I landed at 3.15 in the morning at KLIA2, which in itself was unfamiliar as these early morning arrivals had always, in the past, been to KLIA on my trips back from Pakistan. Familiarity returned, though, with the passage through immigration, collecting the luggage (as always arriving commendably fast) and walking out of the terminal to remember that here you then have to walk through an entire mall before you get to leave. Of course I couldn’t rock up at my host’s at this time, so I found an open coffee shop, a chain of course but a local one, and lingered over some kaya toast and soft boiled eggs with coffee until around 6. Then I took a Grab to TTDI where my friend lives. It was pitch dark, since Malaysia is not only in the tropics where there is little variation in the length of the day, but it also uses the time zone of its eastern extremity in Borneo, so sunrise is about an hour later than it should be.
A change: there is now a systematic way to get ride-hail cars: a separate waiting area, clearly designated.

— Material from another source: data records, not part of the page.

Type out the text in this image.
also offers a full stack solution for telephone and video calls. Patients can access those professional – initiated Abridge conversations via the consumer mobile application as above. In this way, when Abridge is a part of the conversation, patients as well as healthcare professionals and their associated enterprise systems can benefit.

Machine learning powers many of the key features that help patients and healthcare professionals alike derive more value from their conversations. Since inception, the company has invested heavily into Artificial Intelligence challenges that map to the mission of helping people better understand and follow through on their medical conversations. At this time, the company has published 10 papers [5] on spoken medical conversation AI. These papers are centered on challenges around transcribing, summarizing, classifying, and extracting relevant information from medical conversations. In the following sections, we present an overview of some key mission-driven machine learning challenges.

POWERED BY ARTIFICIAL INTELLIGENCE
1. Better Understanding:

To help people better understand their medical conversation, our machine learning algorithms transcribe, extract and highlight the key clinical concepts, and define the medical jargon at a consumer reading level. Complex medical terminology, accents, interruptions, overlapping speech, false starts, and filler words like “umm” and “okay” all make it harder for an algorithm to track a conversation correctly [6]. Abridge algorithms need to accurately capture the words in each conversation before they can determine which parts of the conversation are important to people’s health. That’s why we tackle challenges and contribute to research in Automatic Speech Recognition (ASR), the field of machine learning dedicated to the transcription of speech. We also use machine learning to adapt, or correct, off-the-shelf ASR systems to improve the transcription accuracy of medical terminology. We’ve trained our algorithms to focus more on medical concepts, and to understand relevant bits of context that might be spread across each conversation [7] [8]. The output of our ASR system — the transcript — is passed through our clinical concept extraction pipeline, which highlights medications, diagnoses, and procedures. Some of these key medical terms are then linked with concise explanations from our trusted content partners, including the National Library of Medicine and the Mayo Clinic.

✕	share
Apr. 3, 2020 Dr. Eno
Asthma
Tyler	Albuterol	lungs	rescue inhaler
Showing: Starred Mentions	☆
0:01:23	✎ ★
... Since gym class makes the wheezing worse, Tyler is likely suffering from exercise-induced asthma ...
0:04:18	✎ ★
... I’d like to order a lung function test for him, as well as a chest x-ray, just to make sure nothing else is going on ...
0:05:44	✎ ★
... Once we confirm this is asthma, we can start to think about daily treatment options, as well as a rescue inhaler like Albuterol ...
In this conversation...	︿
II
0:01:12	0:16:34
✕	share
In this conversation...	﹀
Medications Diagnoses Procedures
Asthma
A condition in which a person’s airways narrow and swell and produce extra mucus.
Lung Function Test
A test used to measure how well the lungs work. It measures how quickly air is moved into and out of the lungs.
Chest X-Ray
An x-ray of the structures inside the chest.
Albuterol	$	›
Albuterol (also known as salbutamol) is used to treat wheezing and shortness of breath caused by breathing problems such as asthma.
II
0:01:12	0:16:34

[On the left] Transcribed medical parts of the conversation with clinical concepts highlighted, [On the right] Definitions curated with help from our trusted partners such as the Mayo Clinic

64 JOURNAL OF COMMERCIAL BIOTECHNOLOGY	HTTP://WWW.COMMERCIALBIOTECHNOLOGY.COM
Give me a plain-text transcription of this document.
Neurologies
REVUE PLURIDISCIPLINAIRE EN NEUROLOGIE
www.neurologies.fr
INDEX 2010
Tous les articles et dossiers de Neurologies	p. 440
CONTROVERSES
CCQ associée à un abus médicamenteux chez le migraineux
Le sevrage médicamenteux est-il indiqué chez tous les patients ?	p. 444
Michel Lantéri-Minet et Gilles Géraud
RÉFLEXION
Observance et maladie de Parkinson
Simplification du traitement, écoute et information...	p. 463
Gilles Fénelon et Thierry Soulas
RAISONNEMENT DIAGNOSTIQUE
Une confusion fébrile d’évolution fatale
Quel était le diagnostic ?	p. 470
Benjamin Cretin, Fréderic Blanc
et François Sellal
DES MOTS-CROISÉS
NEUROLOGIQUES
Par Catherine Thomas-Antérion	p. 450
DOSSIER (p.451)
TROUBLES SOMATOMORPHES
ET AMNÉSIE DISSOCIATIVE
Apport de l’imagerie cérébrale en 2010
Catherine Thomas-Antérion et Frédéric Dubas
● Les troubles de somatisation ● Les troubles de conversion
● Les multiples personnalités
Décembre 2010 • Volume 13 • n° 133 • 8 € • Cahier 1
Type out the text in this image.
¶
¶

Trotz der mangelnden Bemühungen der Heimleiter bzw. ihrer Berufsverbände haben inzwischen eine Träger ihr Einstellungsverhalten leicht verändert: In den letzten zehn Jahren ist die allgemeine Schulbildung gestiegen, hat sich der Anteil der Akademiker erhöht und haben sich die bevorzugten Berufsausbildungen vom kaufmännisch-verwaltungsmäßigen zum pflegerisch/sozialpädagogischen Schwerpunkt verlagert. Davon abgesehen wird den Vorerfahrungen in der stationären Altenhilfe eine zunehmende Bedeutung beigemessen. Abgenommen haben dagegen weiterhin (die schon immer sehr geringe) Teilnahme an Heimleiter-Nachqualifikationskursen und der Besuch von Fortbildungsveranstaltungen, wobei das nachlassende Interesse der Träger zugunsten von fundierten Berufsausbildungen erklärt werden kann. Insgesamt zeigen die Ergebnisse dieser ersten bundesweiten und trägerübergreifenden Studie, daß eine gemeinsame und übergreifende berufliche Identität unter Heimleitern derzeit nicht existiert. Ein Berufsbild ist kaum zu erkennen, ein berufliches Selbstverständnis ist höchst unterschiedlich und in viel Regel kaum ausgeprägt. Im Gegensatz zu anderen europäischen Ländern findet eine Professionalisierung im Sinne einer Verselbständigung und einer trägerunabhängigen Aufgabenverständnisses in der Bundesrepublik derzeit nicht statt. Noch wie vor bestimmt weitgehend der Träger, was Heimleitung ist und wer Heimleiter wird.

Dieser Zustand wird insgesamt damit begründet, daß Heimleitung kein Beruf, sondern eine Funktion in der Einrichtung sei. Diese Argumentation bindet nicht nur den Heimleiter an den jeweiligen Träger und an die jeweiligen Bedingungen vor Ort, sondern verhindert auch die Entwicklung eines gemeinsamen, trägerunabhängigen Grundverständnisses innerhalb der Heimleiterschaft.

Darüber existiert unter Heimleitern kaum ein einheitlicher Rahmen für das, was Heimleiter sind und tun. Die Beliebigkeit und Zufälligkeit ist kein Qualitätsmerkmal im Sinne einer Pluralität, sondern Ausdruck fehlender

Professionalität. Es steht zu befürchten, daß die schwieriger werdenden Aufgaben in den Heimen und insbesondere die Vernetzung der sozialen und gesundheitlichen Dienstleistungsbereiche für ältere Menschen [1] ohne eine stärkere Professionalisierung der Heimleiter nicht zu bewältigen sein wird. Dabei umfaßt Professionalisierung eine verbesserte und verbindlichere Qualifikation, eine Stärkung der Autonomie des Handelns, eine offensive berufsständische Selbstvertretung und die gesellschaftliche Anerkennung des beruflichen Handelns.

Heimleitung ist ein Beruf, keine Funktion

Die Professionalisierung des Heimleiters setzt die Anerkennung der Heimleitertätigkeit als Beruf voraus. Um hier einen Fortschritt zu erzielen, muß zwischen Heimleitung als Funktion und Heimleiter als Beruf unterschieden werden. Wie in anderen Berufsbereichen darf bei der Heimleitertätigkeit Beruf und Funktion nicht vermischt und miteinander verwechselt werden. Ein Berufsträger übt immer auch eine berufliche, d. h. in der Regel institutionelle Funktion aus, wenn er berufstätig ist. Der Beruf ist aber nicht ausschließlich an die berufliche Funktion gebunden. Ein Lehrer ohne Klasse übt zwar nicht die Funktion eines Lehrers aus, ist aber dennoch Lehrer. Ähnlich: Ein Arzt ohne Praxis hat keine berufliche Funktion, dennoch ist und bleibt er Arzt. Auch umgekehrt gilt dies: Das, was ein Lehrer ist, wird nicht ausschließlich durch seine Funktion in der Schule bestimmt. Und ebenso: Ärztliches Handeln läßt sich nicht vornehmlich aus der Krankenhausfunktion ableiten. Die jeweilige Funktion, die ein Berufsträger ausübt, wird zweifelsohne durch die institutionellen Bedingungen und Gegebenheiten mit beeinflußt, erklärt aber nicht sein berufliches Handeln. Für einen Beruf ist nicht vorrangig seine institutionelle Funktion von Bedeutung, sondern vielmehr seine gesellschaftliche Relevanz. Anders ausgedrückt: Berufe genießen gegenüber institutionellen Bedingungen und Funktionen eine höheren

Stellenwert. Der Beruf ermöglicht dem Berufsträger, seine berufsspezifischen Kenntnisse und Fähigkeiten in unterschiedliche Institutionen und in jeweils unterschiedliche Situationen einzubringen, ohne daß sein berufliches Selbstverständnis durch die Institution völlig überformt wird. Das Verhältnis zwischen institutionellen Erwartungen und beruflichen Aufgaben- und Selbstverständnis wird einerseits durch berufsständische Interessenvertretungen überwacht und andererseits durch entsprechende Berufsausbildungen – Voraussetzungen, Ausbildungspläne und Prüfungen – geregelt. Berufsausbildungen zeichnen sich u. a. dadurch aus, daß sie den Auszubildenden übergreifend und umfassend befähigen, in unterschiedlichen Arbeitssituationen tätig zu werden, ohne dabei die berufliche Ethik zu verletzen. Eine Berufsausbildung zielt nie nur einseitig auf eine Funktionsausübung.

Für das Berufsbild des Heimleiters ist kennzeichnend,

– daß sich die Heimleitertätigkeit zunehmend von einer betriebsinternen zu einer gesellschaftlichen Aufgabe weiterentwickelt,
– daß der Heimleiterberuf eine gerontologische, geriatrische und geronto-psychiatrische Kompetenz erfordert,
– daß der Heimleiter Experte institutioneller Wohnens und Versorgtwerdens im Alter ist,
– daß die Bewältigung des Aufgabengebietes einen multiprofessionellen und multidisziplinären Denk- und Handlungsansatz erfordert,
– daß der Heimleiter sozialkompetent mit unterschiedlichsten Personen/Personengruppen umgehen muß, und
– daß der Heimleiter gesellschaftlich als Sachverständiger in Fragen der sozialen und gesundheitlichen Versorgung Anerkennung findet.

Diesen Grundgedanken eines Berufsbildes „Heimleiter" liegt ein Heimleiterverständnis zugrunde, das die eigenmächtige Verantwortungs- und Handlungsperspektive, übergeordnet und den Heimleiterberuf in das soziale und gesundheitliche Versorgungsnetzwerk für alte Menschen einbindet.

I reached TTDI, a nice part of town but not one I’d spent all that much time in, went up to my host’s condo and here I am. In the middle, I showered, breakfasted, we went to the nearby mall (such is life in KL) and I looked into Muji to see if they had luggage cubes which they didn’t, then a mediocre Italian lunch, and back. In the evening we all watched two parts of the Netflix documentary series on the disappearance of that Malaysian Airlines flight. When the GF and I first arrived in KL, there was a sense of trauma around those two hideous flights – we knew at least one person who’d had friends on both flights – and the Bersih protests kept failing, and the 1MDB stuff seemed impossible to disentangle, and the haze lay on Malaysia like a poisonous shroud. It was a feeling of a country feeling trapped and despairing, and now, nearly eight years later, it’s a different country, but still one full of sadness for what could have or should have been.
Anyway, the documentary was nonsensical and had as its chief witness (at least in these two parts) one of those amateur investigator bros who make me want to snap my teeth at them like a rabid wolf. I also felt a lot of sympathy for the government and airline – they undoubtedly mishandled it all very badly, but it was also a truly exceptional situation, and the officials they interviewed were wrecks.
It was good to meet my friend – one from Pakistan who moved here just after I left KL, and I was startled to realise she’d been here for nearly 5 years, twice as long as I lived here. I suppose KL was the last place that felt like home – Istanbul doesn’t and might never.
I get this strange intensity of feeling when returning to a place I’ve lived before. As though the entire history of my experience of that place: the joys, the sadnesses and frustrations, all that I experienced, comes back in a bundle.
After the documentary I was very sleepy and fell asleep while working. I dreamt that the GF cried out sharply as there was a funnel web spider right before him, and I looked up to see another one before me. I wrenched out of sleep and finished my work, but I don’t know how it was as the dream, and the wrench of waking up, are still with me.